Race

D-II LB Connor Harris leads nation in tackles following shoulder injury

Courtesy of Lindenwood

Connor Harris lost all feeling in his arm two years ago. Now, he leads the nation in tackles for D-II Lindenwood.

At the moment Connor Harris jumped and intercepted the ball, the receiver hit him low and Harris fell on his shoulder. He played a few more snaps, but soon lost feeling in his right arm. What he thought was a cramp turned out to be a separated shoulder. It required season-ending surgery.

It was the third game of Harris’ sophomore season for Lindenwood University, a Division II school in St. Charles, Missouri. The Lions were 2-0 and beating a rival school at halftime. After Harris’ injury, the Lions lost the lead and six of its last seven games.

For the first time in Harris’ life, injury forced him to the sideline. It was almost a full year until he could play football again.

“I thought, ‘Oh man, can I compete at the level I was at?’” Harris said. “’Can I get my strength back? Is this going to affect my future?’”

Two years later, Harris has answers. The redshirt junior linebacker leads Division II in tackles with 107 in six games, 17 more than second place. On Oct. 10, before head coach Patrick Ross sat his starters in a lopsided loss, Harris recorded 23 tackles in three quarters. Yet Harris, on pace for 196 tackles this season, didn’t play linebacker before college, turned down a Division I offer and couldn’t work out his right arm for a full year.

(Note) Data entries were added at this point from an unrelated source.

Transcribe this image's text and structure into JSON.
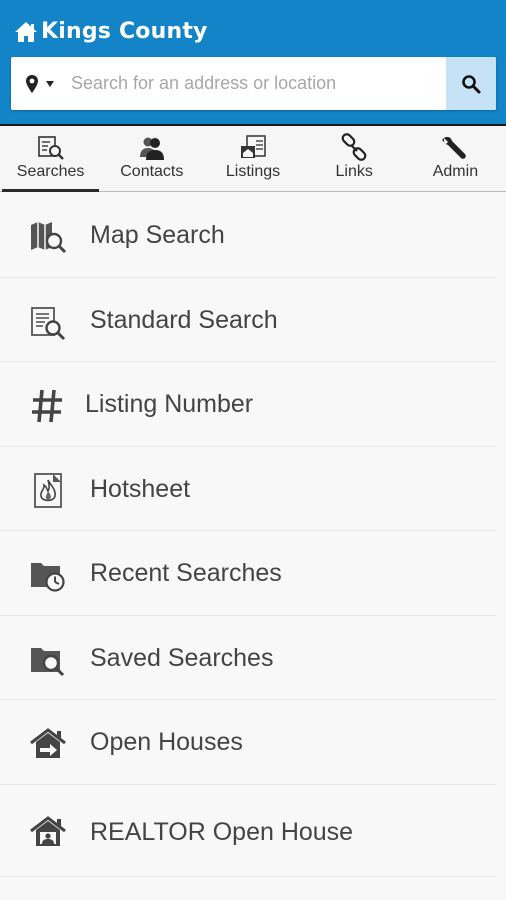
{
  "header": {
    "title": "Kings County",
    "background": "#1384c7"
  },
  "search": {
    "placeholder": "Search for an address or location",
    "button_color": "#c5e3f4"
  },
  "tabs": [
    {
      "label": "Searches",
      "icon": "search-document-icon",
      "active": true
    },
    {
      "label": "Contacts",
      "icon": "contacts-icon",
      "active": false
    },
    {
      "label": "Listings",
      "icon": "listings-icon",
      "active": false
    },
    {
      "label": "Links",
      "icon": "link-icon",
      "active": false
    },
    {
      "label": "Admin",
      "icon": "wrench-icon",
      "active": false
    }
  ],
  "menu": [
    {
      "label": "Map Search",
      "icon": "map-search-icon"
    },
    {
      "label": "Standard Search",
      "icon": "document-search-icon"
    },
    {
      "label": "Listing Number",
      "icon": "hash-icon"
    },
    {
      "label": "Hotsheet",
      "icon": "fire-document-icon"
    },
    {
      "label": "Recent Searches",
      "icon": "folder-clock-icon"
    },
    {
      "label": "Saved Searches",
      "icon": "folder-search-icon"
    },
    {
      "label": "Open Houses",
      "icon": "house-arrow-icon"
    },
    {
      "label": "REALTOR Open House",
      "icon": "house-person-icon"
    }
  ]
}
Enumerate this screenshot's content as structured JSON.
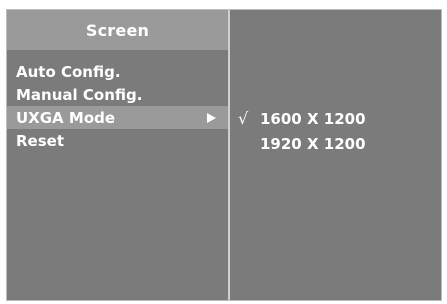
{
  "left_panel": {
    "title": "Screen",
    "items": [
      {
        "label": "Auto Config."
      },
      {
        "label": "Manual Config."
      },
      {
        "label": "UXGA Mode",
        "has_submenu": true,
        "selected": true
      },
      {
        "label": "Reset"
      }
    ]
  },
  "right_panel": {
    "options": [
      {
        "label": "1600 X 1200",
        "check": "√"
      },
      {
        "label": "1920 X 1200",
        "check": ""
      }
    ]
  },
  "colors": {
    "panel_bg": "#7b7b7b",
    "highlight_bg": "#9a9a9a",
    "text": "#ffffff"
  }
}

“It was unfortunate to get that injury, but it showed me how to lead,” Harris said. “I learned a lot about myself.”

Harris prepared as usual following his injury, watching hours of film on Hudl. He relayed reports to his replacement, freshman Clint Koons. Koons led the team in tackles that year.

Harris maintained his strict diet of lean meats, chicken breast and fish. He couldn’t use his right shoulder, so he did leg presses, sled pulls, hamstring raises and left arm workouts. Harris’ friend and former Lindenwood slot receiver Chase Stewart remembered Harris’ workouts as painful cycles of adding another 10 pounds each rep followed by only 30-second breathers.

“You leave (the gym) needing to hit an ice bath as soon as possible,” Stewart said. “… (That’s why) he looks like a created player in Madden.”

The injury was Harris’ second college adjustment. He played safety and quarterback in high school, which is why he didn’t initially attract Football Bowl Subdivision offers, Ross said. Bigger schools had to project where the 6-foot, 240-pounder could play. (Harris told Kansas it was too late when, the day after he committed to Lindenwood, the Jayhawks offered him a scholarship.)

Ross, who compares recruiting to darts, saw Harris’ high school state championship game when he scored touchdowns on a pass, rush and pick-six.

“This guy was a bullseye,” he said. “I saw him play live one time and he became a must-have.”

Harris arrived on campus in 2012 and converted to linebacker. During an intrasquad scrimmage at the end of camp, Stewart caught a screen and turned to run upfield. Harris introduced himself.

“Probably the hardest hit of my collegiate career,” Stewart said.

Ross and Stewart said Harris is the best football player they’ve ever been around. Ross has coached 10 NFL players. Stewart grew up playing Texas high school football.

“Connor’s not the only great player I’ve played with,” Stewart said, “but the diet, nutrition, training and study sets him apart. (You know) what you see on the field and in the stat column? That’s seven days a week.”

As Harris’ transition continued at middle linebacker, he became more vocal, acting like the defense’s quarterback — a position he found himself in on the other side of the ball.

In Lindenwood’s last game of 2014, Stewart said, the struggling Lions offense put Harris at quarterback to run zone reads. On 11 carries, Harris rushed for 188 yards and four touchdowns — more rushing scores than any other player had all season.

“We’re in Division II and he looks like he’s playing a bunch of high schoolers,” Stewart said.

Ross doesn’t like to use Harris on offense, preferring to let him focus on defense, where Harris has been the team-leading tackler since he started as a true freshman.

But before his 107 tackles this season, he had to make his first with a healed right shoulder. In his return from injury last season, he tensed as he saw the running back coming. He felt doubt.

“I wouldn’t say scared of contact, but I was uneasy,” Harris said. “I was expecting pain, but (at the hit) I didn’t feel anything. I thought, ‘Wow. This feels fine.’

“So it slipped my mind and I kept playing.”